One of the major discoveries of the last years was the accelerated expansion of the universe through the measurement of distant supernovae (Nobel price in physics in 2011). The yet completely unknown source of this apparent "anti-gravity" was dubbed Dark Energy.
AIP is partner of the Hobby-Eberly Telescope Dark Energy Experiment (HETDEX), which is one of several research projects worldwide, trying to measure the properties and effects of this mysterious energy. The project is led by the University of Texas at Austin and involves American, German and British institutes. HETDEX aims to detect up to 800,000 Lyman-alpha galaxies in a large volume of 9 cubic Gigaparsecs, (corresponding to redshifts between 2 and 4). The goal is to determine the typical distribution of galaxies within this space and to compare it with the tiny energy fluctuations in the early Universe.

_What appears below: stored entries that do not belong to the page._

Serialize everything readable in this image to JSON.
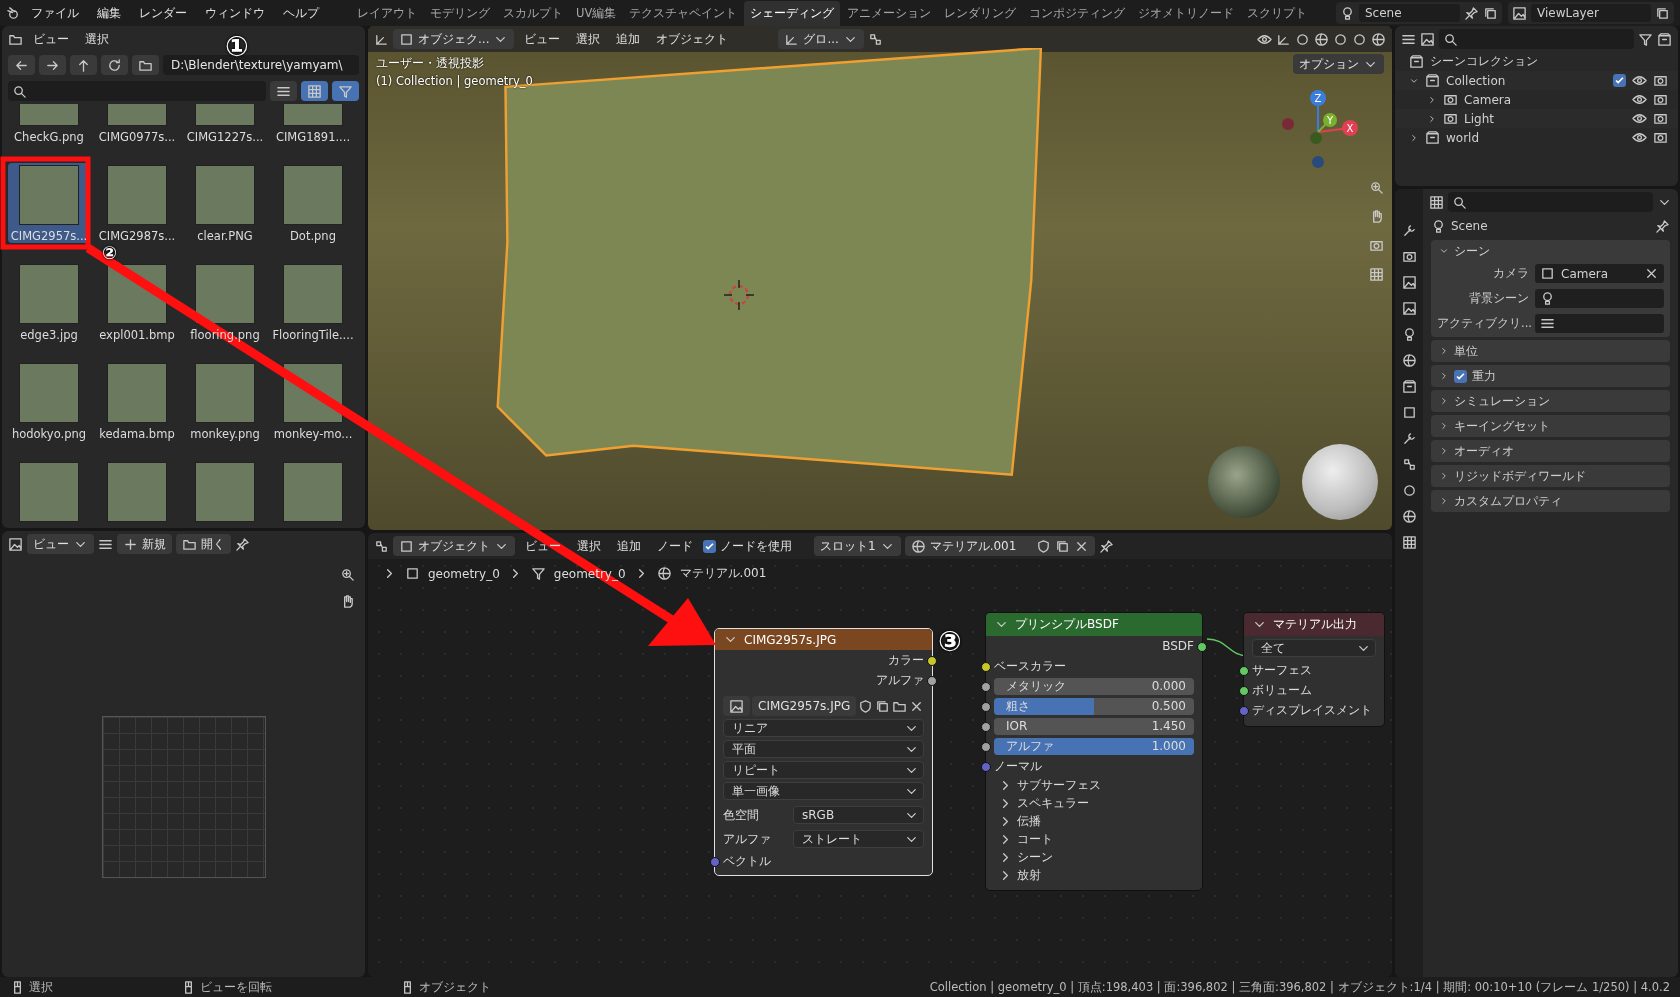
{
  "menu_bar": {
    "items": [
      "ファイル",
      "編集",
      "レンダー",
      "ウィンドウ",
      "ヘルプ"
    ]
  },
  "workspace_tabs": [
    {
      "label": "レイアウト",
      "selected": false
    },
    {
      "label": "モデリング",
      "selected": false
    },
    {
      "label": "スカルプト",
      "selected": false
    },
    {
      "label": "UV編集",
      "selected": false
    },
    {
      "label": "テクスチャペイント",
      "selected": false
    },
    {
      "label": "シェーディング",
      "selected": true
    },
    {
      "label": "アニメーション",
      "selected": false
    },
    {
      "label": "レンダリング",
      "selected": false
    },
    {
      "label": "コンポジティング",
      "selected": false
    },
    {
      "label": "ジオメトリノード",
      "selected": false
    },
    {
      "label": "スクリプト",
      "selected": false
    }
  ],
  "scene": "Scene",
  "view_layer": "ViewLayer",
  "file_browser": {
    "menu": [
      "ビュー",
      "選択"
    ],
    "path": "D:\\Blender\\texture\\yamyam\\",
    "files": [
      {
        "name": "CheckG.png",
        "selected": false
      },
      {
        "name": "CIMG0977s...",
        "selected": false
      },
      {
        "name": "CIMG1227s...",
        "selected": false
      },
      {
        "name": "CIMG1891....",
        "selected": false
      },
      {
        "name": "CIMG2957s...",
        "selected": true
      },
      {
        "name": "CIMG2987s...",
        "selected": false
      },
      {
        "name": "clear.PNG",
        "selected": false
      },
      {
        "name": "Dot.png",
        "selected": false
      },
      {
        "name": "edge3.jpg",
        "selected": false
      },
      {
        "name": "expl001.bmp",
        "selected": false
      },
      {
        "name": "flooring.png",
        "selected": false
      },
      {
        "name": "FlooringTile....",
        "selected": false
      },
      {
        "name": "hodokyo.png",
        "selected": false
      },
      {
        "name": "kedama.bmp",
        "selected": false
      },
      {
        "name": "monkey.png",
        "selected": false
      },
      {
        "name": "monkey-mo...",
        "selected": false
      },
      {
        "selected": false
      },
      {
        "selected": false
      },
      {
        "selected": false
      },
      {
        "selected": false
      }
    ]
  },
  "image_editor": {
    "menu": "ビュー",
    "new_button": "新規",
    "open_button": "開く"
  },
  "viewport": {
    "mode": "オブジェク...",
    "menu": [
      "ビュー",
      "選択",
      "追加",
      "オブジェクト"
    ],
    "transform": "グロ...",
    "options": "オプション",
    "view_name": "ユーザー・透視投影",
    "object_info": "(1) Collection | geometry_0",
    "axes": [
      "Z",
      "Y",
      "X"
    ]
  },
  "node_editor": {
    "mode": "オブジェクト",
    "menu": [
      "ビュー",
      "選択",
      "追加",
      "ノード"
    ],
    "use_nodes": {
      "label": "ノードを使用",
      "checked": true
    },
    "slot": "スロット1",
    "material": "マテリアル.001",
    "breadcrumbs": [
      "geometry_0",
      "geometry_0",
      "マテリアル.001"
    ],
    "image_node": {
      "title": "CIMG2957s.JPG",
      "outputs": [
        {
          "label": "カラー",
          "color": "#c7c729"
        },
        {
          "label": "アルファ",
          "color": "#a1a1a1"
        }
      ],
      "image": "CIMG2957s.JPG",
      "dropdowns": [
        "リニア",
        "平面",
        "リピート",
        "単一画像"
      ],
      "props": [
        {
          "label": "色空間",
          "value": "sRGB"
        },
        {
          "label": "アルファ",
          "value": "ストレート"
        }
      ],
      "input": {
        "label": "ベクトル",
        "color": "#6363c7"
      }
    },
    "bsdf_node": {
      "title": "プリンシプルBSDF",
      "output": {
        "label": "BSDF",
        "color": "#63c763"
      },
      "base": {
        "label": "ベースカラー",
        "color": "#c7c729"
      },
      "sliders": [
        {
          "label": "メタリック",
          "value": "0.000",
          "level": 0
        },
        {
          "label": "粗さ",
          "value": "0.500",
          "level": 0.5
        },
        {
          "label": "IOR",
          "value": "1.450",
          "level": 0
        },
        {
          "label": "アルファ",
          "value": "1.000",
          "level": 1
        }
      ],
      "normal": {
        "label": "ノーマル",
        "color": "#6363c7"
      },
      "panels": [
        "サブサーフェス",
        "スペキュラー",
        "伝播",
        "コート",
        "シーン",
        "放射"
      ]
    },
    "output_node": {
      "title": "マテリアル出力",
      "target": "全て",
      "inputs": [
        {
          "label": "サーフェス",
          "color": "#63c763"
        },
        {
          "label": "ボリューム",
          "color": "#63c763"
        },
        {
          "label": "ディスプレイスメント",
          "color": "#6363c7"
        }
      ]
    }
  },
  "outliner": {
    "root": "シーンコレクション",
    "items": [
      {
        "label": "Collection",
        "expanded": true,
        "checked": true,
        "children": [
          {
            "label": "Camera",
            "expanded": false
          },
          {
            "label": "Light",
            "expanded": false
          }
        ]
      },
      {
        "label": "world",
        "expanded": false
      }
    ]
  },
  "properties": {
    "context": "Scene",
    "panels": [
      {
        "label": "シーン",
        "expanded": true,
        "fields": [
          {
            "label": "カメラ",
            "value": "Camera"
          },
          {
            "label": "背景シーン"
          },
          {
            "label": "アクティブクリ..."
          }
        ]
      },
      {
        "label": "単位",
        "expanded": false
      },
      {
        "label": "重力",
        "expanded": false,
        "checked": true
      },
      {
        "label": "シミュレーション",
        "expanded": false
      },
      {
        "label": "キーイングセット",
        "expanded": false
      },
      {
        "label": "オーディオ",
        "expanded": false
      },
      {
        "label": "リジッドボディワールド",
        "expanded": false
      },
      {
        "label": "カスタムプロパティ",
        "expanded": false
      }
    ]
  },
  "status_bar": {
    "hints": [
      "選択",
      "ビューを回転",
      "オブジェクト"
    ],
    "stats": "Collection | geometry_0 | 頂点:198,403 | 面:396,802 | 三角面:396,802 | オブジェクト:1/4 | 期間: 00:10+10 (フレーム 1/250) | 4.0.2"
  },
  "annotations": [
    "①",
    "②",
    "③"
  ]
}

The AIP team is significantly involved in the hardware development for the HETDEX instrument, called VIRUS. Based on a modular concept that features 150 spectrographs, connected by optical fibre-bundles to the 9m Hobby-Eberly Telescope (HET), VIRUS is a huge integral-field spectrograph that can record over 33.400 spectra in one exposure.

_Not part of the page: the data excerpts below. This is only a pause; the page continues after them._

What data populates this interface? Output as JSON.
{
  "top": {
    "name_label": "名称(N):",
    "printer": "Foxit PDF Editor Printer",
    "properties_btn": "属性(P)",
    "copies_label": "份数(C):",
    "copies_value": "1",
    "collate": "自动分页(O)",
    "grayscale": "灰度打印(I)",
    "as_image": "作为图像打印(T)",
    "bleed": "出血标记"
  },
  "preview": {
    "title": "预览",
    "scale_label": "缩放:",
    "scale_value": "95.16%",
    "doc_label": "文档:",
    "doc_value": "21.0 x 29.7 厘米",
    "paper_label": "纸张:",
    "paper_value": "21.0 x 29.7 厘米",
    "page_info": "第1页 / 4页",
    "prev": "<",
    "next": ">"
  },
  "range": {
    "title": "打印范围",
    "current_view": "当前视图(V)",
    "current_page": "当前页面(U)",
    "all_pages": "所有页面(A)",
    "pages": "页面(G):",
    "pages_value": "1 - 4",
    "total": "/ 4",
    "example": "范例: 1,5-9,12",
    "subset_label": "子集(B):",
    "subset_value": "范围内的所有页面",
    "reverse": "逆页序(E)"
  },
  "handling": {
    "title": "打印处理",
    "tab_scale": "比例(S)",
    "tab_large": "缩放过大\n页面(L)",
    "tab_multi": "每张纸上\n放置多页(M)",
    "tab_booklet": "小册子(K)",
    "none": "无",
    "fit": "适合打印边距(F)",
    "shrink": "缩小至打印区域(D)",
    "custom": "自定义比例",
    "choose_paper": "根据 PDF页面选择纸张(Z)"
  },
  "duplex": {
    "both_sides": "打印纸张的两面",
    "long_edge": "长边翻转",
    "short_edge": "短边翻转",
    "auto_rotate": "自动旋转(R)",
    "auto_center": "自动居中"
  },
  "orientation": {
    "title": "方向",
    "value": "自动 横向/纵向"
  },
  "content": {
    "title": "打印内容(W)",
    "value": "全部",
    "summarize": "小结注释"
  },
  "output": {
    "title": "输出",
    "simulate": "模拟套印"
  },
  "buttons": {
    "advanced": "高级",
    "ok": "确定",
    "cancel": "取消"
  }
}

Within the partnership, the AIP team has built and delivered optical fibre bundle prototypes for both the 2.7m telescope and HET, which are used for the pilot survey at McDonald Observatory. In order to build the remaining integral-field units (IFUs), AIP is engaged in technology transfer with industrial partners, and has manufactured fibre bundles in small series production runs. In exchange for the IFU development and deliveries, AIP receives access to observing time over the operational lifetime of VIRUS and is scientifically involved in the HETDEX survey.
During the last years, the AIP participation was partly funded by the Leibniz competition.